GiapSchool is the first of its kind in Vietnam: An online teaching programme implemented by Dr. Giap Van Duong that is set to reform the platform of education in the country.

Reading Time: 2 minutes

GiapGiapSchool is the first of its kind in Vietnam: An online teaching programme implemented by Dr. Giap Van Duong that is set to reform the platform of education in the country.

On August 31st the portal was launched at www.giapschool.org, which aims at bringing forth modern information from around the world in order to teach Vietnam’s students at an accelerated pace. The programme is free of charge and can be accessed through various electronic devices including tablets and smartphones that are capable of internet connectivity.

The programme is designed to encapsulate tens of thousands of students synonymously while providing organised online courses. Students can listen to lectures, complete exercise, do tests, partake in group discussions, and talk to lecturers. Anyone can be a student; as long as they have an internet connection through a laptop or mobile device, they can be part of the online classroom.

Coinciding with the portal launch was a seminar discussing the new training model which ended up gaining the attention of educational experts and students. Some fear that the new training model will displace several teachers and affect jobs. The programme may reduce the quality of lectures as well as raise copyright concerns over potential infringements on uploaded lectures.
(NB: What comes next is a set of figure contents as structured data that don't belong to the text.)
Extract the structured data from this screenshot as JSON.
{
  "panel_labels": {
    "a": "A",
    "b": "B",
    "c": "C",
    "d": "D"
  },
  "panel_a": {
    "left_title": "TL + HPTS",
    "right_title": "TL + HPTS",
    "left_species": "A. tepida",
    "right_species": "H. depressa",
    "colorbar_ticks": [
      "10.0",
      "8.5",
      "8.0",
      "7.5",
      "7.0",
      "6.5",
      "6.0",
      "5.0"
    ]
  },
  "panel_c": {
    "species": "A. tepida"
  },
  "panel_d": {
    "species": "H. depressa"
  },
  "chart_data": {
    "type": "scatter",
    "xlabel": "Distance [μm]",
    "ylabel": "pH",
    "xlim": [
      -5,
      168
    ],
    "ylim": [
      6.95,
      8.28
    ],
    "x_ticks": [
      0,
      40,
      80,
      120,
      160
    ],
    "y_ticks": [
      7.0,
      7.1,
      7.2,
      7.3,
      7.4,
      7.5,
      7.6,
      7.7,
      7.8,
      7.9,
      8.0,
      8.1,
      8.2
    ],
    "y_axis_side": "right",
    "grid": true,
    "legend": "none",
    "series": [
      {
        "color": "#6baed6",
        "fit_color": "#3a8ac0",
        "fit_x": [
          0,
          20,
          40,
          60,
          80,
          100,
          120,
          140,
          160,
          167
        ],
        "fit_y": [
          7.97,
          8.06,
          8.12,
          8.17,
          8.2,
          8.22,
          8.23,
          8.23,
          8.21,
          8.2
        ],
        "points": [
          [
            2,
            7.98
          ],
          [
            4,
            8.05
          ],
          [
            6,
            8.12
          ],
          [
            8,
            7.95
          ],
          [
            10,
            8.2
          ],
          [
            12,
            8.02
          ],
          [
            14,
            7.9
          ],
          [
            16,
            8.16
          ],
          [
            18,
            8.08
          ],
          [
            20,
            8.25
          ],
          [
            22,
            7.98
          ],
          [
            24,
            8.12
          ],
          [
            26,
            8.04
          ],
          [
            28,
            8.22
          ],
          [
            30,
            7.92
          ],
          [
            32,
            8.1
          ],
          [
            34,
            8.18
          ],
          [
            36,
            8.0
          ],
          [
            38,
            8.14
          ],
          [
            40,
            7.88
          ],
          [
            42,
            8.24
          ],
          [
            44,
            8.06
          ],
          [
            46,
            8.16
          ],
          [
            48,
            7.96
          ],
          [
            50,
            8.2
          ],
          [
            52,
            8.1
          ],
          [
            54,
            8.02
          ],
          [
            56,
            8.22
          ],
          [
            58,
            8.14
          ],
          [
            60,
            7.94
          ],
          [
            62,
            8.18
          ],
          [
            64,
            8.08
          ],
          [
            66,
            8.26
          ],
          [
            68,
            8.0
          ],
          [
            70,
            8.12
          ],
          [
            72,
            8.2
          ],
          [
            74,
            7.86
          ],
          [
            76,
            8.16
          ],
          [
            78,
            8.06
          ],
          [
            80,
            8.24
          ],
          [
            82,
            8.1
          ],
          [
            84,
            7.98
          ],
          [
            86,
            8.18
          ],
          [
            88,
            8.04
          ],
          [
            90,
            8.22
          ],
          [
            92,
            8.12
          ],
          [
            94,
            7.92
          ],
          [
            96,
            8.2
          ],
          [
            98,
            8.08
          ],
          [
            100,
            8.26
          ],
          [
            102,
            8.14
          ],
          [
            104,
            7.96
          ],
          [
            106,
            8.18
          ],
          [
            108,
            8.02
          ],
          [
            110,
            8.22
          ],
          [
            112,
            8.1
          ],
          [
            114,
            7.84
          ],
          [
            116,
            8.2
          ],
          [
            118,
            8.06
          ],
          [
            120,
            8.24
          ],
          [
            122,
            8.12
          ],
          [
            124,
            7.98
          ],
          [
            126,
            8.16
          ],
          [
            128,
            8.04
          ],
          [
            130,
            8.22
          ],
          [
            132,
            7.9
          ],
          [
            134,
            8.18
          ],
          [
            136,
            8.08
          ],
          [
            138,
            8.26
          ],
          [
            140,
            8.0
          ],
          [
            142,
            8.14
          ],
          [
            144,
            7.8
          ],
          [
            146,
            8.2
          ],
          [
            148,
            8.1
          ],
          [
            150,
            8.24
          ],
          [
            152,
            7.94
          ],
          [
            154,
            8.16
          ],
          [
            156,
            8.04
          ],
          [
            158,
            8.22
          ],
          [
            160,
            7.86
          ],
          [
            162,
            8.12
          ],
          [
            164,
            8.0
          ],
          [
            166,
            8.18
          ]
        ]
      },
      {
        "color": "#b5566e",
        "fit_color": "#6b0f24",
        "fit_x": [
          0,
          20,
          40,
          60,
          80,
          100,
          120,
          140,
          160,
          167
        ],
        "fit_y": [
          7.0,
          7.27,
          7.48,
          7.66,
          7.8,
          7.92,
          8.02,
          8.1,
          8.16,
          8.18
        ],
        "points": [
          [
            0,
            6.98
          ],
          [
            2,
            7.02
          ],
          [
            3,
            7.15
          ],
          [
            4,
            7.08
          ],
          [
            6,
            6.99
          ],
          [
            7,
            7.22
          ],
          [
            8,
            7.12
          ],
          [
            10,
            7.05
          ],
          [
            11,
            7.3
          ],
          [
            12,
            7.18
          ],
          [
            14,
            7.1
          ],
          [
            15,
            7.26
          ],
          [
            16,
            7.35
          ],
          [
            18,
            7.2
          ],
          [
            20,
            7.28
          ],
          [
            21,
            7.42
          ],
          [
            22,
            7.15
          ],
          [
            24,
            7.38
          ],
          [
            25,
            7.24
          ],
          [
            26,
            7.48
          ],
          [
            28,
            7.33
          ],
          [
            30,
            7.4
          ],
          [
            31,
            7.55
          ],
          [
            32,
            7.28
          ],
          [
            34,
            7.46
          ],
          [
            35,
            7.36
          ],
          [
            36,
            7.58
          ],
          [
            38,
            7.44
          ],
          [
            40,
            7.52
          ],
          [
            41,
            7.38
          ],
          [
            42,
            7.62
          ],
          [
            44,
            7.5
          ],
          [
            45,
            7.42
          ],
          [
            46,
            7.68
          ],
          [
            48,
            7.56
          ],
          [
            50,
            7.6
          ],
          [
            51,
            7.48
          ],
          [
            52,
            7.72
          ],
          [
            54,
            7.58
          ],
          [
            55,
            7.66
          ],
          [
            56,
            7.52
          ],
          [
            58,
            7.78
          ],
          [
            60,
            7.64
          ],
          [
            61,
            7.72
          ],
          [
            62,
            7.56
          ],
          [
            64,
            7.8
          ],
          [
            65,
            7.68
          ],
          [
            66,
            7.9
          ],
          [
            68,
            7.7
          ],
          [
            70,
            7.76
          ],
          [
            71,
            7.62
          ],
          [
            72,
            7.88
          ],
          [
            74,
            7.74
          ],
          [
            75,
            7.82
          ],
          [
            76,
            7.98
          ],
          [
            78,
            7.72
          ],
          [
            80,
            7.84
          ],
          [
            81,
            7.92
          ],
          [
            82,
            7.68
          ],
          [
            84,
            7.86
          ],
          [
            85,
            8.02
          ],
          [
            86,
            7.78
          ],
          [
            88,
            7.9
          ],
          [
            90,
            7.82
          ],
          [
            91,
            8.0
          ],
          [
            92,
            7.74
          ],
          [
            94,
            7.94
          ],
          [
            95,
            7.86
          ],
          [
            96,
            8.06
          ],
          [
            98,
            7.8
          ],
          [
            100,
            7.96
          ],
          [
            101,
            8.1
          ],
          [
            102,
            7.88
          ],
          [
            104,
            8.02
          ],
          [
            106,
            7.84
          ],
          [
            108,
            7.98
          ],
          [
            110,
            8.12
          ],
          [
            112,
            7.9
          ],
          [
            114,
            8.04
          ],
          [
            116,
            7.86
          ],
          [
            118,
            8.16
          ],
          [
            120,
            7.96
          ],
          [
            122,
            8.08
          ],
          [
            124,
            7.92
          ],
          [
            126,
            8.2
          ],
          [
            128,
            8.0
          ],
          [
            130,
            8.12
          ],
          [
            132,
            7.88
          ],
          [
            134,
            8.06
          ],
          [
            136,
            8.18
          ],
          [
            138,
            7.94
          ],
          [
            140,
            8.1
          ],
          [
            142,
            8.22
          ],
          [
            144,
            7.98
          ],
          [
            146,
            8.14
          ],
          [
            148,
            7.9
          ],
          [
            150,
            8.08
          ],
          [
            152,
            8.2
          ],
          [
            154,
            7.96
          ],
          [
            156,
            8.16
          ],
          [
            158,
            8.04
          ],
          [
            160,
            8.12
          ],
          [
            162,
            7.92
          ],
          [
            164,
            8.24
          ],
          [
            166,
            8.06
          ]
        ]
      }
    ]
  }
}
“It’s true that several teachers are worried about their jobs once the introduction of mass open online courses [MOOC] is complete. However, students and the public will be the decision-makers and the development of MOOC is part of an unstoppable trend. As far as I know, there would be no agency that would verify quality of lectures and students would make their own assessment. Those who produce the lectures would also own copyright.” said Dr. Giap Van Duong.

And with all the controversy about potential job loss with MOOC, the programme does not issue any learning certifications.

“MOOC doesn’t grant the students any certificates. It’s just open to anyone who loves to learn.”

Dr. Ngo Bao Chau said that the programme should focus on building a system that can issue credits as soon as possible in order to gather funding and continue growing the training project.

“Most major universities in the US are private; therefore, they don’t grant credits to free-of-charge training. Their main income comes from tuition fees that reach up to $40,000 and $50,000 per year. I do think that developers of MOOC should create their own credit system,” Chau said.

Chau suggested that developers of MOOC should make programs more interesting by implementing teaching games that would draw the attention of students.